That's according to the Greenwich Time newspaper, which cites sources as saying the witnesses will support two men who have already said in court that Skakel confessed to them while in a drug rehabilitation center.
Skakel's attorney, Michael Sherman, said he had not been informed about any new witnesses. He said if they testify that they heard Skakel confess, "that doesn't change a thing."
The paper said one of the witnesses is a relative of Skakel's, but did not say how the others are connected to him.
Skakel was 15 when Martha Moxley, also 15, was killed on Oct. 30, 1975. The Skakels lived across the street from the Moxleys in an upscale section of Greenwich. The golf club used in the killing was matched to a set of clubs owned by the Skakel family.
Skakel was charged in the killing in January 2000 and later arraigned as a juvenile. A judge ruled last week that his case should be transferred to adult court, saying Connecticut has no juvenile facility where it could send Skakel, now 40, if he is convicted.
Skakel is a nephew of the late Robert F. Kennedy and his widow, Ethel.
A few facets of the case still favor the defense: The evidence is now more than 25 years old and defense attorneys believe the prosecution will have a tough time convincing a jury that testimony about events so long ago is reliable evidence.
"We feel we have a good case and we're ready to go with it.

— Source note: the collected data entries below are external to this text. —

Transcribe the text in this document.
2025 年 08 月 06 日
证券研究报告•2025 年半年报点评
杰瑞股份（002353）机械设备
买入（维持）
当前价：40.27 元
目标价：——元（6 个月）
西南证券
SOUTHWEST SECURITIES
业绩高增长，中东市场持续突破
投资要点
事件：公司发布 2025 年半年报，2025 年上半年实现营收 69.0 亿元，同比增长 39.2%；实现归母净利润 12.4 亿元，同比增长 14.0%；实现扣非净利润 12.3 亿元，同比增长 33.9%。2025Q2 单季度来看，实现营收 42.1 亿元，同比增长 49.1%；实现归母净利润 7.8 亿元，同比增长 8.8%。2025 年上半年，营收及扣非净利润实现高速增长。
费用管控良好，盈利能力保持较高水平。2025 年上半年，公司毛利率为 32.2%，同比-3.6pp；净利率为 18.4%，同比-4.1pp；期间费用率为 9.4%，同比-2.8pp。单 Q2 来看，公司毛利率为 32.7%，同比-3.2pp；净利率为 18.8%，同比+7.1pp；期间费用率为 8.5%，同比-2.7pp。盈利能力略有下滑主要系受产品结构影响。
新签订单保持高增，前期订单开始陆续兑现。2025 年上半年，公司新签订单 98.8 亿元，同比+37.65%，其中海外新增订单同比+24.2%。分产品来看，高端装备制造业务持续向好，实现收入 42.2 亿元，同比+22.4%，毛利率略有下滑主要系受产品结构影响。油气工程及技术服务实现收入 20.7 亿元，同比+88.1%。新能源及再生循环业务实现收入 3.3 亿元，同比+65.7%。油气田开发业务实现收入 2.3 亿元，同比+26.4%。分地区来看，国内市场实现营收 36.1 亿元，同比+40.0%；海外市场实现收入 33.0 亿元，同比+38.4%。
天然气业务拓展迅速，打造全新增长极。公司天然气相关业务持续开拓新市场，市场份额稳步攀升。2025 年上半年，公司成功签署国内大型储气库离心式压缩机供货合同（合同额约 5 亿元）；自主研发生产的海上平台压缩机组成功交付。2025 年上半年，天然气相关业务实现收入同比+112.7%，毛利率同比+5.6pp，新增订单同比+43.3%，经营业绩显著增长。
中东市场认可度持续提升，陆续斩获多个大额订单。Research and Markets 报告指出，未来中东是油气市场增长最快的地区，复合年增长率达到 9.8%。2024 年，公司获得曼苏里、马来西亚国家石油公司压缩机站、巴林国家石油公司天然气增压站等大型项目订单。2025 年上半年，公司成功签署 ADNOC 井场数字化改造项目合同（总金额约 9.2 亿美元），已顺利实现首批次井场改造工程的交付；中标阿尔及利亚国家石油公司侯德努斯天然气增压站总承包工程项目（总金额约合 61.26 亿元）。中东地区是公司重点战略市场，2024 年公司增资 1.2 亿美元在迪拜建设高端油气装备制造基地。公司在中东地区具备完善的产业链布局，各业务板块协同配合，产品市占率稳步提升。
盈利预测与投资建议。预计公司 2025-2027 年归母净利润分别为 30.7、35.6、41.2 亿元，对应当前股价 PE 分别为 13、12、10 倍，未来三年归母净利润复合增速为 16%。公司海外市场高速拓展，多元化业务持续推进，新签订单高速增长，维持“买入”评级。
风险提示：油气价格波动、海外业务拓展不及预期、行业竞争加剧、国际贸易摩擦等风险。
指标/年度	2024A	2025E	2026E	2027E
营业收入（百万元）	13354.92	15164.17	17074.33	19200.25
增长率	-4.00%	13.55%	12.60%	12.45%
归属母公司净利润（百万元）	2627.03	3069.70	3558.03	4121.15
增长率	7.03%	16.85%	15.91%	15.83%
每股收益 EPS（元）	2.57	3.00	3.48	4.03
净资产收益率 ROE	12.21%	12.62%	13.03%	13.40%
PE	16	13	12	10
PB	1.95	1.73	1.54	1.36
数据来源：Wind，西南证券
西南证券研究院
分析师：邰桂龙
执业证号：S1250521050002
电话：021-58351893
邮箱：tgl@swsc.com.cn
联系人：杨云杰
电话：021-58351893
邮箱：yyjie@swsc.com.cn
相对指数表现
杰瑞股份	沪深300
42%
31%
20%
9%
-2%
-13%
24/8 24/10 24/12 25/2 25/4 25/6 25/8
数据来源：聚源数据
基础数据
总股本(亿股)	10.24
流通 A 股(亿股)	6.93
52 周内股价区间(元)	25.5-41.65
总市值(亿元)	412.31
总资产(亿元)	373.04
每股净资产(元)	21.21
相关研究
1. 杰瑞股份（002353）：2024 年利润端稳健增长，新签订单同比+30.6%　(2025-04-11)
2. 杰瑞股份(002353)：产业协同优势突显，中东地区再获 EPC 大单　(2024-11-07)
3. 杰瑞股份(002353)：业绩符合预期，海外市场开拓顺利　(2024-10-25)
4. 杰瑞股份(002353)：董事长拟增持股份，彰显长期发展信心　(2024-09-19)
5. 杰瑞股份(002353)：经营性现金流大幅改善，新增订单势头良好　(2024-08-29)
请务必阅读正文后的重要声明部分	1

We haven't seen any real indication of memories fading," said Frank Garr, an inspector with the Bridgeport State's Attorney's office who has worked on the case for 25 years.

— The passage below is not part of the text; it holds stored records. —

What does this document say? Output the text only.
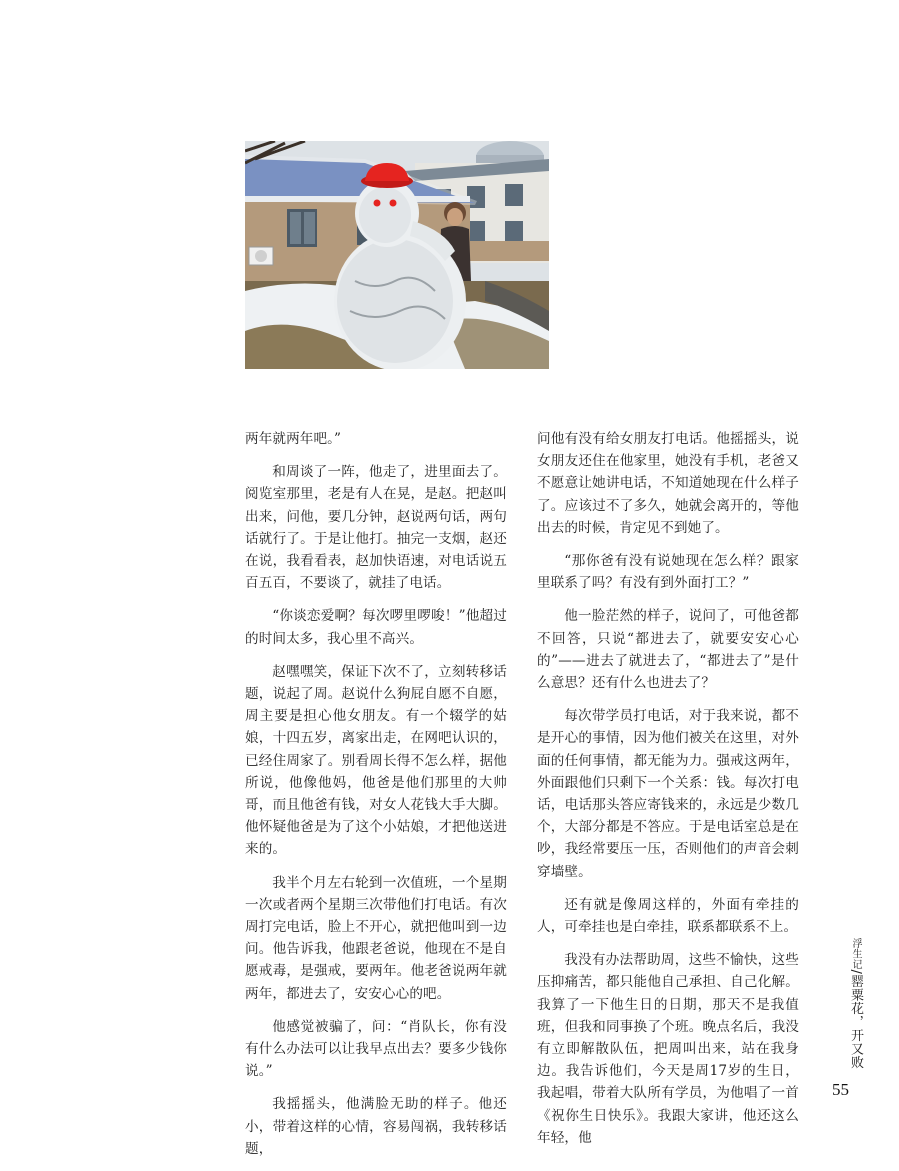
两年就两年吧。”

和周谈了一阵，他走了，进里面去了。阅览室那里，老是有人在晃，是赵。把赵叫出来，问他，要几分钟，赵说两句话，两句话就行了。于是让他打。抽完一支烟，赵还在说，我看看表，赵加快语速，对电话说五百五百，不要谈了，就挂了电话。

“你谈恋爱啊？每次啰里啰唆！”他超过的时间太多，我心里不高兴。

赵嘿嘿笑，保证下次不了，立刻转移话题，说起了周。赵说什么狗屁自愿不自愿，周主要是担心他女朋友。有一个辍学的姑娘，十四五岁，离家出走，在网吧认识的，已经住周家了。别看周长得不怎么样，据他所说，他像他妈，他爸是他们那里的大帅哥，而且他爸有钱，对女人花钱大手大脚。他怀疑他爸是为了这个小姑娘，才把他送进来的。

我半个月左右轮到一次值班，一个星期一次或者两个星期三次带他们打电话。有次周打完电话，脸上不开心，就把他叫到一边问。他告诉我，他跟老爸说，他现在不是自愿戒毒，是强戒，要两年。他老爸说两年就两年，都进去了，安安心心的吧。

他感觉被骗了，问：“肖队长，你有没有什么办法可以让我早点出去？要多少钱你说。”

我摇摇头，他满脸无助的样子。他还小，带着这样的心情，容易闯祸，我转移话题，

问他有没有给女朋友打电话。他摇摇头，说女朋友还住在他家里，她没有手机，老爸又不愿意让她讲电话，不知道她现在什么样子了。应该过不了多久，她就会离开的，等他出去的时候，肯定见不到她了。

“那你爸有没有说她现在怎么样？跟家里联系了吗？有没有到外面打工？”

他一脸茫然的样子，说问了，可他爸都不回答，只说“都进去了，就要安安心心的”——进去了就进去了，“都进去了”是什么意思？还有什么也进去了？

每次带学员打电话，对于我来说，都不是开心的事情，因为他们被关在这里，对外面的任何事情，都无能为力。强戒这两年，外面跟他们只剩下一个关系：钱。每次打电话，电话那头答应寄钱来的，永远是少数几个，大部分都是不答应。于是电话室总是在吵，我经常要压一压，否则他们的声音会刺穿墙壁。

还有就是像周这样的，外面有牵挂的人，可牵挂也是白牵挂，联系都联系不上。

我没有办法帮助周，这些不愉快，这些压抑痛苦，都只能他自己承担、自己化解。我算了一下他生日的日期，那天不是我值班，但我和同事换了个班。晚点名后，我没有立即解散队伍，把周叫出来，站在我身边。我告诉他们，今天是周17岁的生日，我起唱，带着大队所有学员，为他唱了一首《祝你生日快乐》。我跟大家讲，他还这么年轻，他

浮生记/罂粟花，开又败
55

Prosecutors contend that Skakel killed Moxley in a jealous rage after he saw her kissing his brother, Thomas, the night she was killed. Friends told investigators Michael had a crush on Moxley.
No arrests were made in the case for more than 24 years.
During pretrial hearings last year, prosecutors revealed that one of the main reasons that their attention shifted to Michael as a suspect was because two students at a private school for troubled youths said that while they were in rehab with Skakel in the 1970s, he confessed to the Moxley murder.
Skakel's attorney calls the testimony of Skakel's former companions in rehab "unbelievable."